There are supposed to be approximately 1.6 trillion pronounceable
ten character sequences. The authors of the standards thought
this was adequate for any purpose. Longer passwords would be
harder but these are not discussed in the standard. The standard
was finalized in late 1993 and was to go into effect March 1994.
Here the U.S government appears to have erred on the side of
user friendliness. It seems clear they did not consider desktop
computers. Windows was the dominant desktop system by the time
the standard was to go into effect. Though Windows 3.1 did not
have passwords, the LANMAN password hashing scheme had been in
use a few years. This was to be used by Windows 95 which was
released the same year the US APG standard was to go into effect.
Professionals working on a government standard should be aware of
products in the development pipeline, including the serious
deficiencies in them. Anyone familiar with LANMAN password hashing
techniques and how it compared with other systems at the same time,
knows it was fundamentally deficient.
1.6 trillion seems marginal when the standard was adopted and
simply inadequate today for anything of particular value. It
only takes 185 days at 100,000 passwords per second (2001) to do all
possibilities. This is not likely to be a major problem for
anyone with significant resources to apply to the problem.
Further, given the nature of the standard, a cracker knows
exactly what character set to work with for any site that employs
the standard, making such sites perfect targets for brute force
attacks.

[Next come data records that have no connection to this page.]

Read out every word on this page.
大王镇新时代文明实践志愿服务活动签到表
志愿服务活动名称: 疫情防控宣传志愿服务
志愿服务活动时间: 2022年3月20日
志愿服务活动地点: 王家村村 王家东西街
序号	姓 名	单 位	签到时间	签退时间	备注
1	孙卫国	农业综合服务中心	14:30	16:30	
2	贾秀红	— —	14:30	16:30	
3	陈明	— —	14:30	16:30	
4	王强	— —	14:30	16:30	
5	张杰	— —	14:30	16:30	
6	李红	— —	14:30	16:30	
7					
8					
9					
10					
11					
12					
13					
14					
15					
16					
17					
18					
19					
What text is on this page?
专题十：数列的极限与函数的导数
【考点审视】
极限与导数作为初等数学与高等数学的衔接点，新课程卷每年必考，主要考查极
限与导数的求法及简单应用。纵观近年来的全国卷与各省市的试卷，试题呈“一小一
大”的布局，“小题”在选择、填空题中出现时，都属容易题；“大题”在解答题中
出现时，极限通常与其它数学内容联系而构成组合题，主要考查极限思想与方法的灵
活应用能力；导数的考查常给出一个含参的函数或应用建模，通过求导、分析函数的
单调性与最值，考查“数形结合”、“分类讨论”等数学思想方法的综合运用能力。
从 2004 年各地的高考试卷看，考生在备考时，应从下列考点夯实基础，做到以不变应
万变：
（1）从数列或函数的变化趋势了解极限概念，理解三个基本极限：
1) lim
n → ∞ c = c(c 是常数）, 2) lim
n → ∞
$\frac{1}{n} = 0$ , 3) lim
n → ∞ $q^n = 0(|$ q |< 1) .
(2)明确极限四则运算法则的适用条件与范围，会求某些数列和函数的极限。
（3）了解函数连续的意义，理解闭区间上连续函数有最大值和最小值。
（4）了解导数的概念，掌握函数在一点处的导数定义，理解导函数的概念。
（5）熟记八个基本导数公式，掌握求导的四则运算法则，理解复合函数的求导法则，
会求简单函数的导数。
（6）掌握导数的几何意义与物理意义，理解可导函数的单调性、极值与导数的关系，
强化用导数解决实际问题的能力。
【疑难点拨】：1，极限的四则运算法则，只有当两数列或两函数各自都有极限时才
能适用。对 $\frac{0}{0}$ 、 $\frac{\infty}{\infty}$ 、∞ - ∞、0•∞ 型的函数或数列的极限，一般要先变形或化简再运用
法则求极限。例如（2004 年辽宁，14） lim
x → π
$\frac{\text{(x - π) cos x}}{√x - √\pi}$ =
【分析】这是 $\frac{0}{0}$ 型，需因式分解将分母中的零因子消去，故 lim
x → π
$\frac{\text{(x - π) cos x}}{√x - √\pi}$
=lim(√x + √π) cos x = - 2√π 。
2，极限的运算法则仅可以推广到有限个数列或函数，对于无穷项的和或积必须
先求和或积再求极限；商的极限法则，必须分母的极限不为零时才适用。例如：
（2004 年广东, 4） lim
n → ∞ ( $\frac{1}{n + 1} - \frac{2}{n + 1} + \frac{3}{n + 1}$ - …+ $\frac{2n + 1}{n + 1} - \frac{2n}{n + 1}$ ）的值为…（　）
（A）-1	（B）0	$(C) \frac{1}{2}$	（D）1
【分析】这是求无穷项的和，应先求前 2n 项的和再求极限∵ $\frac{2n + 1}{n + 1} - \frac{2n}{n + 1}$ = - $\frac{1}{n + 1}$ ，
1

If a site using this standard, experienced a breach in
which accounts and password hashes were compromised, it seems
almost a forgone conclusion that all passwords will be cracked.
Due to how
NT stores password hashes ,
all alphabetic passwords are a bad joke. NT and all later Windows versions,
through at least 8.1, have
included the deficient LANMAN hashing scheme. As of Vista, permanent
storage of these defective password hashes is turned off by default, but may
still be turned on by a simple registry change. In addition, these defective
password hashes are stored in the memory of all current Windows computers except,
domain controlers and perhaps those which use Active Directory and Kerberos.
Hacker tools exist that allow these password hashes saved in memory, to be
used in attacks on any computer which provides networked services to
these already compromised computers. If an NT system is
compromised so that the password hashes are obtained, a fast
desktop system should be able to crack all possible pure alpha
passwords in less than half an hour (as of 2001). Increasing the password
length to NT's maximum of 14 would make no difference.
It seems to me, someone put
end user, ease of use, way ahead of security here.
PWGen
I've very recently (mid 2012) come to realize that I should consider a nod
of approval to PWGen, an open source product that attempts to
balance security and useability. When I first saw a list of PWGen
default passwords, my reaction was that they were clearly not random
alpha numeric strings, but they did not appear to be pronounceable
and certainly had no discernible structure as most of mine do,
which might help a user remember a specific password.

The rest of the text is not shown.